- Born: 15 February 1905 Petersham, London
- Died: 6 October 1955 (aged 50) Kingston-upon-Thames, London

= Eileen Adelaide Bruce =

British botanist (1905–1955)

Eileen Adelaide Bruce (15 February 1905 Petersham, London – 6 October 1955 London) was an English taxonomist and botanist. She worked at Kew Gardens and at the South African National Herbarium in Pretoria. She researched a number of plant families, in particular the Labiatae, a revision of the genus Kniphofia, and the families of Pedaliaceae and Loganiaceae.

== Early life and education ==
Bruce was born in Petersham on 15 February 1905, and attended Francis Holland School in London. She kept a framed family tree in her house showing her descent from Robert the Bruce. After finishing school, she earned a BSc from the University College of London, studying under Professor Edward Salisbury.

== Career ==
She joined the staff of Kew Gardens in 1930, where she worked as an Assistant Botanist, working on the phanerogams from tropical Africa. In 1941, after the start of World War II, she enlisted in the Auxiliary Territorial Service, was commissioned and went on to serve in the Anti-Aircraft Command. After the end of hostilities, she was appointed to the South African National Herbarium in Pretoria in 1946. During her six years there she worked on a number of plant families, in particular the Labiatae and also on a revision of the genus Kniphofia. Her work was published in Bothalia and Flowering Plants of Africa.
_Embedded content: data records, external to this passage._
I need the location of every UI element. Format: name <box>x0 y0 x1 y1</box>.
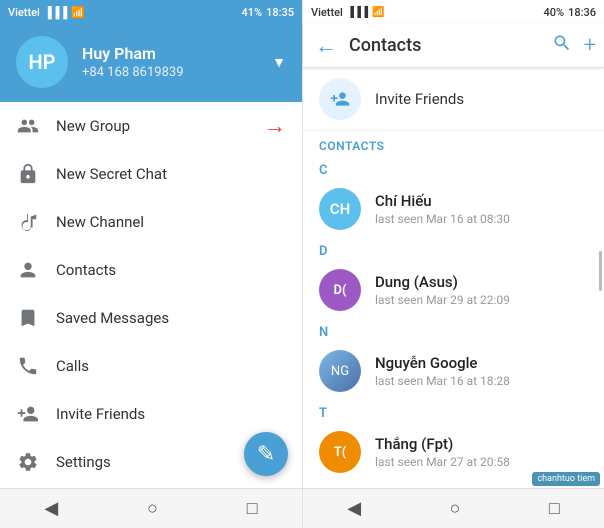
profile-phone: +84 168 8619839 <box>82 65 258 80</box>
contact-name-chi-hieu: Chí Hiếu <box>375 192 588 210</box>
contact-row-chi-hieu[interactable]: CH Chí Hiếu last seen Mar 16 at 08:30 <box>303 180 604 238</box>
compose-icon: ✎ <box>257 442 275 467</box>
avatar: HP <box>16 36 68 88</box>
invite-friends-row[interactable]: Invite Friends <box>303 68 604 131</box>
group-icon <box>16 114 40 138</box>
megaphone-icon <box>16 210 40 234</box>
left-status-bar: Viettel ▐▐▐ 📶 41% 18:35 <box>0 0 302 24</box>
menu-item-new-group[interactable]: New Group → <box>0 102 302 150</box>
menu-item-telegram-faq[interactable]: Telegram FAQ <box>0 486 302 488</box>
contact-name-thang-fpt: Thắng (Fpt) <box>375 435 588 453</box>
left-panel: Viettel ▐▐▐ 📶 41% 18:35 HP Huy Pham +84 … <box>0 0 302 528</box>
compose-fab[interactable]: ✎ <box>244 432 288 476</box>
scrollbar <box>599 251 602 291</box>
bottom-nav-right: ◀ ○ □ <box>303 488 604 528</box>
menu-label-invite-friends: Invite Friends <box>56 405 286 423</box>
toolbar-icons: + <box>552 33 596 58</box>
right-status-left: Viettel ▐▐▐ 📶 <box>311 6 385 19</box>
profile-dropdown-icon[interactable]: ▼ <box>272 54 286 71</box>
group-letter-n: N <box>303 319 604 342</box>
left-status-left: Viettel ▐▐▐ 📶 <box>8 6 85 19</box>
right-panel: Viettel ▐▐▐ 📶 40% 18:36 ← Contacts + Inv… <box>302 0 604 528</box>
menu-item-invite-friends[interactable]: Invite Friends <box>0 390 302 438</box>
search-icon[interactable] <box>552 33 572 58</box>
add-contact-icon[interactable]: + <box>584 33 596 58</box>
right-home-nav-button[interactable]: ○ <box>450 498 461 519</box>
left-battery: 41% <box>241 6 262 19</box>
group-letter-c: C <box>303 157 604 180</box>
menu-list: New Group → New Secret Chat New Channel … <box>0 102 302 488</box>
settings-icon <box>16 450 40 474</box>
red-arrow-icon: → <box>264 113 286 139</box>
bottom-nav-left: ◀ ○ □ <box>0 488 302 528</box>
menu-item-contacts[interactable]: Contacts <box>0 246 302 294</box>
left-carrier: Viettel <box>8 6 40 19</box>
menu-label-new-channel: New Channel <box>56 213 286 231</box>
contact-info-chi-hieu: Chí Hiếu last seen Mar 16 at 08:30 <box>375 192 588 226</box>
contacts-toolbar: ← Contacts + <box>303 24 604 68</box>
profile-header[interactable]: HP Huy Pham +84 168 8619839 ▼ <box>0 24 302 102</box>
contact-seen-dung-asus: last seen Mar 29 at 22:09 <box>375 293 588 307</box>
menu-label-new-secret-chat: New Secret Chat <box>56 165 286 183</box>
group-letter-d: D <box>303 238 604 261</box>
right-carrier: Viettel <box>311 6 343 19</box>
contact-avatar-nguyen-google: NG <box>319 350 361 392</box>
group-letter-t: T <box>303 400 604 423</box>
menu-label-calls: Calls <box>56 357 286 375</box>
profile-name: Huy Pham <box>82 44 258 63</box>
contact-row-nguyen-google[interactable]: NG Nguyễn Google last seen Mar 16 at 18:… <box>303 342 604 400</box>
invite-friends-icon <box>319 78 361 120</box>
right-status-bar: Viettel ▐▐▐ 📶 40% 18:36 <box>303 0 604 24</box>
left-time: 18:35 <box>266 6 294 19</box>
right-recents-nav-button[interactable]: □ <box>549 498 560 519</box>
menu-label-saved-messages: Saved Messages <box>56 309 286 327</box>
profile-info: Huy Pham +84 168 8619839 <box>82 44 258 80</box>
toolbar-title: Contacts <box>349 35 544 56</box>
contact-info-dung-asus: Dung (Asus) last seen Mar 29 at 22:09 <box>375 273 588 307</box>
contacts-section-label: CONTACTS <box>303 131 604 157</box>
contact-avatar-dung-asus: D( <box>319 269 361 311</box>
right-back-nav-button[interactable]: ◀ <box>347 498 361 519</box>
menu-label-contacts: Contacts <box>56 261 286 279</box>
contact-seen-chi-hieu: last seen Mar 16 at 08:30 <box>375 212 588 226</box>
back-nav-button[interactable]: ◀ <box>44 498 58 519</box>
right-status-right: 40% 18:36 <box>543 6 596 19</box>
invite-friends-label: Invite Friends <box>375 90 464 108</box>
menu-item-new-secret-chat[interactable]: New Secret Chat <box>0 150 302 198</box>
right-wifi-icon: 📶 <box>372 7 384 18</box>
watermark: chanhtuo tiem <box>532 472 600 486</box>
contacts-icon <box>16 258 40 282</box>
left-status-right: 41% 18:35 <box>241 6 294 19</box>
contact-name-nguyen-google: Nguyễn Google <box>375 354 588 372</box>
left-wifi-icon: 📶 <box>71 6 85 19</box>
contact-avatar-chi-hieu: CH <box>319 188 361 230</box>
recents-nav-button[interactable]: □ <box>247 498 258 519</box>
contact-seen-thang-fpt: last seen Mar 27 at 20:58 <box>375 455 588 469</box>
invite-icon <box>16 402 40 426</box>
contact-info-thang-fpt: Thắng (Fpt) last seen Mar 27 at 20:58 <box>375 435 588 469</box>
bookmark-icon <box>16 306 40 330</box>
back-button[interactable]: ← <box>311 29 341 63</box>
menu-label-new-group: New Group <box>56 117 286 135</box>
home-nav-button[interactable]: ○ <box>147 498 158 519</box>
right-battery: 40% <box>543 6 564 19</box>
phone-icon <box>16 354 40 378</box>
contact-seen-nguyen-google: last seen Mar 16 at 18:28 <box>375 374 588 388</box>
contact-name-dung-asus: Dung (Asus) <box>375 273 588 291</box>
menu-item-saved-messages[interactable]: Saved Messages <box>0 294 302 342</box>
contact-row-dung-asus[interactable]: D( Dung (Asus) last seen Mar 29 at 22:09 <box>303 261 604 319</box>
right-time: 18:36 <box>568 6 596 19</box>
contact-info-nguyen-google: Nguyễn Google last seen Mar 16 at 18:28 <box>375 354 588 388</box>
left-signal-icon: ▐▐▐ <box>44 6 67 19</box>
contact-avatar-thang-fpt: T( <box>319 431 361 473</box>
menu-item-new-channel[interactable]: New Channel <box>0 198 302 246</box>
menu-item-calls[interactable]: Calls <box>0 342 302 390</box>
lock-icon <box>16 162 40 186</box>
contacts-list: CONTACTS C CH Chí Hiếu last seen Mar 16 … <box>303 131 604 488</box>
right-signal-icon: ▐▐▐ <box>347 7 368 18</box>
In the early 1950s, she returned to Kew as a Scientific Officer in the Herbarium, working on the families of Pedaliaceae and Loganiaceae, contributing to the Flora of Tropical East Africa and the Kew Bulletin.

== Death and legacy ==
After being diagnosed with cancer in 1954, she received treatment and continued working. In October 1955, she underwent an operation, after which she died.

The Archives of the Royal Botanic Gardens, Kew, hold some of her correspondence to E Milne-Redhead and N D Simpson, as well as her notebook and papers on a 1937 botanical tour to the Corsican Mountains.